In [1]:
from IPython.display import clear_output

In [3]:
# %pip install torchtext scikit-learn nltk tqdm

%pip install --upgrade portalocker

clear_output()

# Content

In this demo, we will make an SVM based text sentiment classifier.

We'll use the IMDB movies review dataset along with sklearn for model training and evaluation

In [43]:
from sklearn.feature_extraction.text import TfidfVectorizer
from sklearn.svm import SVC
from sklearn.linear_model import LogisticRegression
from sklearn.metrics import accuracy_score

from torchtext.datasets import IMDB

from tqdm import tqdm

## Downloading and preparing the data

In [21]:
train_data, test_data = IMDB(split=('train', 'test'))

train_data = list(tqdm(train_data, total=25000))
test_data = list(tqdm(test_data, total=25000))

100%|██████████| 25000/25000 [00:00<00:00, 33271.78it/s]
100%|██████████| 25000/25000 [00:00<00:00, 36820.03it/s]


In [45]:
y_train, X_train = zip(*train_data)
y_test, X_test = zip(*test_data)

Predicting Labels:: 0it [1:01:25, ?it/s]
0it [1:00:53, ?it/s]


## Training the model

we will use SVC (support vector classifier) for training.

the labels are:

1 - Negative

2 - Positive

We will also use TF-IDF instead of word to index to convert our text to numerical form

### If you dont know about TF-IDF:
The details of TF-IDF are outside the scope of this demo so we will not go too much into how it works. The only important part is that it learns and converts words to numerical vectors which can then be fed to models.

It also identifies which words are auto occuring(stop words) and assigns them a very low or zero value so we dont need to manually remove them.
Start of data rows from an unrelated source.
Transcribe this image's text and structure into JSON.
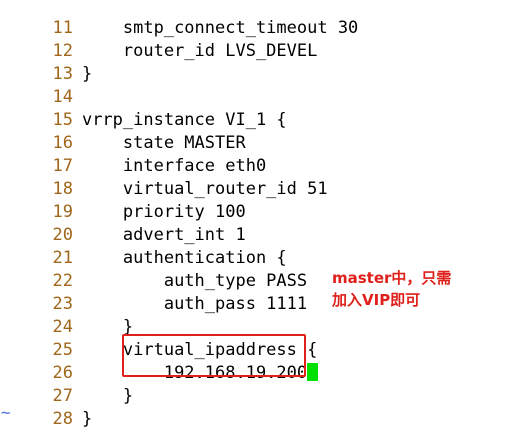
{
  "editor": {
    "lines": [
      {
        "num": "11",
        "text": "    smtp_connect_timeout 30"
      },
      {
        "num": "12",
        "text": "    router_id LVS_DEVEL"
      },
      {
        "num": "13",
        "text": "}"
      },
      {
        "num": "14",
        "text": ""
      },
      {
        "num": "15",
        "text": "vrrp_instance VI_1 {"
      },
      {
        "num": "16",
        "text": "    state MASTER"
      },
      {
        "num": "17",
        "text": "    interface eth0"
      },
      {
        "num": "18",
        "text": "    virtual_router_id 51"
      },
      {
        "num": "19",
        "text": "    priority 100"
      },
      {
        "num": "20",
        "text": "    advert_int 1"
      },
      {
        "num": "21",
        "text": "    authentication {"
      },
      {
        "num": "22",
        "text": "        auth_type PASS"
      },
      {
        "num": "23",
        "text": "        auth_pass 1111"
      },
      {
        "num": "24",
        "text": "    }"
      },
      {
        "num": "25",
        "text": "    virtual_ipaddress {"
      },
      {
        "num": "26",
        "text": "        192.168.19.200"
      },
      {
        "num": "27",
        "text": "    }"
      },
      {
        "num": "28",
        "text": "}"
      }
    ],
    "empty_line_marker": "~",
    "cursor_line": "26"
  },
  "annotation": {
    "line1": "master中，只需",
    "line2": "加入VIP即可"
  },
  "colors": {
    "line_number": "#a0661a",
    "cursor": "#00e000",
    "annotation": "#e0201a",
    "tilde": "#4a6fd6"
  }
}
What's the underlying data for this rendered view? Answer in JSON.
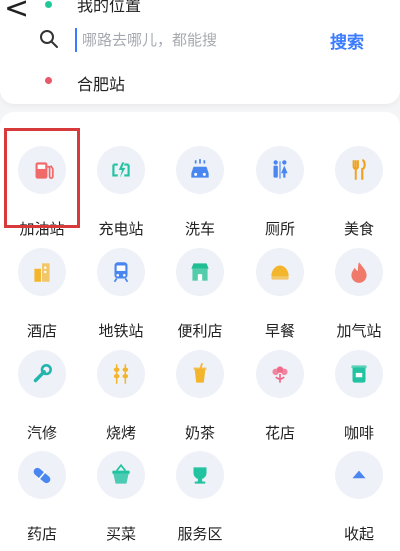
{
  "header": {
    "start_location": "我的位置",
    "search_placeholder": "哪路去哪儿，都能搜",
    "search_button": "搜索",
    "destination": "合肥站"
  },
  "colors": {
    "accent": "#3b7cff",
    "start_dot": "#20c997",
    "end_dot": "#e85a6b",
    "highlight": "#d63a3a"
  },
  "categories": [
    {
      "label": "加油站",
      "icon": "gas-station-icon",
      "color": "#f06a6a"
    },
    {
      "label": "充电站",
      "icon": "charging-icon",
      "color": "#22c3a0"
    },
    {
      "label": "洗车",
      "icon": "car-wash-icon",
      "color": "#4a86f0"
    },
    {
      "label": "厕所",
      "icon": "toilet-icon",
      "color": "#4a86f0"
    },
    {
      "label": "美食",
      "icon": "food-icon",
      "color": "#f0a21e"
    },
    {
      "label": "酒店",
      "icon": "hotel-icon",
      "color": "#f3b52c"
    },
    {
      "label": "地铁站",
      "icon": "subway-icon",
      "color": "#4a86f0"
    },
    {
      "label": "便利店",
      "icon": "store-icon",
      "color": "#1fbf93"
    },
    {
      "label": "早餐",
      "icon": "bun-icon",
      "color": "#f3b52c"
    },
    {
      "label": "加气站",
      "icon": "gas-flame-icon",
      "color": "#f07a6a"
    },
    {
      "label": "汽修",
      "icon": "wrench-icon",
      "color": "#22b5b0"
    },
    {
      "label": "烧烤",
      "icon": "skewer-icon",
      "color": "#f3b52c"
    },
    {
      "label": "奶茶",
      "icon": "milk-tea-icon",
      "color": "#f3b52c"
    },
    {
      "label": "花店",
      "icon": "flower-icon",
      "color": "#f06a8a"
    },
    {
      "label": "咖啡",
      "icon": "coffee-icon",
      "color": "#22c3a0"
    },
    {
      "label": "药店",
      "icon": "pill-icon",
      "color": "#4a86f0"
    },
    {
      "label": "买菜",
      "icon": "basket-icon",
      "color": "#22c3a0"
    },
    {
      "label": "服务区",
      "icon": "cup-icon",
      "color": "#22c3a0"
    },
    {
      "label": "",
      "icon": "",
      "color": ""
    },
    {
      "label": "收起",
      "icon": "collapse-triangle-icon",
      "color": "#4a86f0"
    }
  ]
}
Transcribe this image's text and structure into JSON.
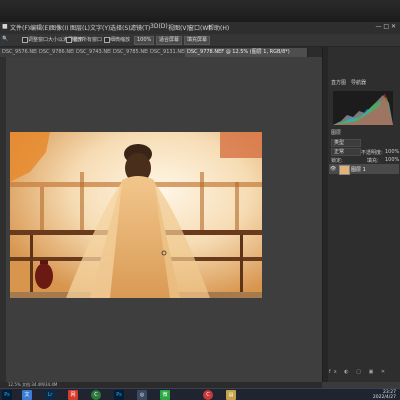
{
  "menubar": {
    "items": [
      "文件(F)",
      "编辑(E)",
      "图像(I)",
      "图层(L)",
      "文字(Y)",
      "选择(S)",
      "滤镜(T)",
      "3D(D)",
      "视图(V)",
      "窗口(W)",
      "帮助(H)"
    ],
    "window_controls": "—  □  ✕"
  },
  "optionsbar": {
    "resize_windows": "调整窗口大小以满屏显示",
    "zoom_all": "缩放所有窗口",
    "scrubby_zoom": "细微缩放",
    "zoom_value": "100%",
    "fit_screen": "适合屏幕",
    "fill_screen": "填充屏幕"
  },
  "tabs": [
    "DSC_9576.NEF",
    "DSC_9786.NEF",
    "DSC_9743.NEF",
    "DSC_9785.NEF",
    "DSC_9131.NEF",
    "DSC_9778.NEF @ 12.5% (图层 1, RGB/8*)"
  ],
  "panels": {
    "histogram_tab": "直方图",
    "navigator_tab": "导航器",
    "layers_tab": "图层",
    "kind_filter": "类型",
    "blend_mode": "正常",
    "opacity_label": "不透明度:",
    "opacity_value": "100%",
    "lock_label": "锁定:",
    "fill_label": "填充:",
    "fill_value": "100%",
    "layer_name": "图层 1",
    "footer_icons": "fx ◐ ▢ ▣ ✕"
  },
  "statusbar": {
    "text": "12.5%   文档:34.4M/34.4M"
  },
  "taskbar": {
    "apps": [
      "Ps",
      "文",
      "Lr",
      "网",
      "C",
      "Ps",
      "◎",
      "微",
      "C",
      "▤"
    ],
    "time": "23:27",
    "date": "2022/4/27"
  },
  "colors": {
    "ps_dark": "#2e2e2e",
    "canvas_bg": "#3e3e3e",
    "ps_blue": "#31a8ff",
    "photo_warm": "#e8b57a"
  }
}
Lastly, the Sklearn API accepts the strings as it is and we don't have to tokenize the text ourselves.


In [46]:
# Vectorize the text data
vectorizer = TfidfVectorizer(max_features=5000)
X_train = vectorizer.fit_transform(X_train)
X_test = vectorizer.transform(X_test)

In [50]:
# Train the SVM classifier
clf = SVC(kernel='linear')
# clf = LogisticRegression(max_iter=1000)  # If we want to use Logistic Regression instead of SVC
clf.fit(X_train, y_train)  # SVC takes some time to train

In [51]:
# Make predictions on the test data
y_pred = clf.predict(X_test)

# Evaluate the classifier
accuracy = accuracy_score(y_test, y_pred)
print("Accuracy:", accuracy)

Accuracy: 0.87936


In [52]:
sentences = ["I was bored during this movie", "The movie was fun"]
sentence_vectors = vectorizer.transform(sentences)
clf.predict(sentence_vectors)  # 1 is neg. 2 is pos

array([1, 2])